Wikimedia/Public Domain

Stories about disruptions in the carbon cycle abound in the news these days. But recently, it occurred to me that I didn’t really know what the carbon cycle was.

A few Google searches later, and I will never again see my fall garden in quite the same way.

It has always seemed a miracle to me that a tiny seed can sprout into a squash vine that takes over my backyard. Well, now I know that during photosynthesis, plants use the sun’s energy to rearrange the carbon from carbon dioxide, and the hydrogen and oxygen in water, into glucose, which they use to grow.

Carbon, I read over and over, is the “building block of life.” All plant and animal tissue is carbon-based.

While growing, plants also put carbon into the soil, where multitudes of tiny other life forms use it to build their tissue. If I leave dead plant matter on the surface of my garden, bacteria will decompose it. Those bacteria will release some carbon, in the form of carbon dioxide, back into the air, but they will also carry some of it down into the soil. When I eat the vegetables I grow, my body, in turn, uses their carbon-based tissues to build its own tissues and also exhales CO2, doing its part in the carbon cycle.

Over millions of years, decayed marine plant and animal life formed carbon-rich natural gas and oil and coal. When we burn these fossil fuels, we suddenly release carbon that has been sequestered for millions of years below ground.

Since 1750, when the Industrial Revolution began, the amount of CO2 in the earth’s atmosphere has increased by over 30 percent. It has been at least 800,000 years since that much CO2 has been present in the air above our planet. Less of the sun’s heat can escape the atmosphere than in the past because it is trapped by those increasing levels of CO2. That is why, over the 136 years that records have been kept, average world temperatures have been climbing. Seventeen of the last 18 years were the hottest.

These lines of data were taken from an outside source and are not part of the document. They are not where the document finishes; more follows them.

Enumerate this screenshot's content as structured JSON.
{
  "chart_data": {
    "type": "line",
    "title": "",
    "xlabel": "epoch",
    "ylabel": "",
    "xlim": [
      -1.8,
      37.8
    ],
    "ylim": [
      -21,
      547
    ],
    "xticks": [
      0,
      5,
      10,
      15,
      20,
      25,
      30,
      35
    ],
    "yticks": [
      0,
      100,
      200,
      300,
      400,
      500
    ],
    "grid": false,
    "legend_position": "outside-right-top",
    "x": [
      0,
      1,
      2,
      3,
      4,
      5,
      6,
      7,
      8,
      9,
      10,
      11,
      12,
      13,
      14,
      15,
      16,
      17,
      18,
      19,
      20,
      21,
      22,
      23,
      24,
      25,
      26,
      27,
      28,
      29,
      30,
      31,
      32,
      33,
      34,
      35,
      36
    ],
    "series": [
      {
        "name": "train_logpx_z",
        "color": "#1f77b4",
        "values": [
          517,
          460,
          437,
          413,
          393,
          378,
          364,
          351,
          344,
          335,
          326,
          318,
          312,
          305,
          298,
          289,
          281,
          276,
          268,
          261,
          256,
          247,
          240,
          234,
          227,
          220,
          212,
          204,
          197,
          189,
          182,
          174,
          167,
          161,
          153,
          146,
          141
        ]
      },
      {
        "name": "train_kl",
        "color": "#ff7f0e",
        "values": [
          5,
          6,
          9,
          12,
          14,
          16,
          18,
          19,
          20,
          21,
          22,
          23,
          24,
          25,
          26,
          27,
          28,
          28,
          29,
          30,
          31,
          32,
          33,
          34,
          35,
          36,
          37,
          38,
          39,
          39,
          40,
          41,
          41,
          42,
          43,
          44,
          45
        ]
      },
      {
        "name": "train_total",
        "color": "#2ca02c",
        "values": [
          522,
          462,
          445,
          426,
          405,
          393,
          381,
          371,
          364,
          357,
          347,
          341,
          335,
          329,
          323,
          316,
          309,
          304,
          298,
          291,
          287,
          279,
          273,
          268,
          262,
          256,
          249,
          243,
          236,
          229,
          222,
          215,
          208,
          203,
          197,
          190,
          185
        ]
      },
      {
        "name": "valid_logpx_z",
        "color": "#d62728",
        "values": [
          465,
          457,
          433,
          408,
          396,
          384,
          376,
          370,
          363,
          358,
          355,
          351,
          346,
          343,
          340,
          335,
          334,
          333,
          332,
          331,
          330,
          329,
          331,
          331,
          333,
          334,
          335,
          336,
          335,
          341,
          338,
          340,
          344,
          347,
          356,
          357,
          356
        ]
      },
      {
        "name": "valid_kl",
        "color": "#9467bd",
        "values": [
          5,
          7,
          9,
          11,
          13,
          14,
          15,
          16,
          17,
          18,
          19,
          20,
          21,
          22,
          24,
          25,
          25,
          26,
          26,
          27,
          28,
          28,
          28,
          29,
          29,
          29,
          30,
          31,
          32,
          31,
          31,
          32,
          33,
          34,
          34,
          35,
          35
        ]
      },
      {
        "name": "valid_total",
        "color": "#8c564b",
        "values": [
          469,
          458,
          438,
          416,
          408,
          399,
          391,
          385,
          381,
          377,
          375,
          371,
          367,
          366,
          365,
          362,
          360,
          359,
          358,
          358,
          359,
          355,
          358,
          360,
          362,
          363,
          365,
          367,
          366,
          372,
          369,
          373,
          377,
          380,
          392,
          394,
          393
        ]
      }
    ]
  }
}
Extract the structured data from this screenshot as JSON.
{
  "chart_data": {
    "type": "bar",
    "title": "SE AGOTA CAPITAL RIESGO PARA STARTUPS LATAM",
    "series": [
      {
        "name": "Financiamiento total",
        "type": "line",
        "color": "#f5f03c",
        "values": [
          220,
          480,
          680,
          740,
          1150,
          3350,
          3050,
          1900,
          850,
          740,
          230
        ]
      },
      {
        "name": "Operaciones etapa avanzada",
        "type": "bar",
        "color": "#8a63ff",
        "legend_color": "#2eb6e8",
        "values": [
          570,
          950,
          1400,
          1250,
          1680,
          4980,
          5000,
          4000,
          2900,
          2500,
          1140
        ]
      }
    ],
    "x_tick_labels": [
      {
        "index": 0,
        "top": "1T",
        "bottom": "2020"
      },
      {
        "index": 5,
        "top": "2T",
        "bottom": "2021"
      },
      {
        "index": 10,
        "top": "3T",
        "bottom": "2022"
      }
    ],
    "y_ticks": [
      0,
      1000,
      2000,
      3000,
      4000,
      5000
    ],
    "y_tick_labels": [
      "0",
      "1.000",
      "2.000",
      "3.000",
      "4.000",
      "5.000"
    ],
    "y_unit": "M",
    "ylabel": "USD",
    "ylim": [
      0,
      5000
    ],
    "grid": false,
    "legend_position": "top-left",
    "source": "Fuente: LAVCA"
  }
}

That is bad news for farmers because excessive heat interferes with crop growth. But with every challenge comes new opportunities. Enter carbon farming, one of the most promising ways to combat climate change. By growing cover crops and refraining from tillage, farmers can cool their soil, expand its water-holding capacity, and improve its fertility while also sequestering carbon in the ground.

Some governments around the world already pay for that service by issuing carbon credits to farmers, who can then sell them to industries that release more than their share of carbon into the atmosphere. It would be good for farmers, not to mention the rest of humanity if our government would do that too.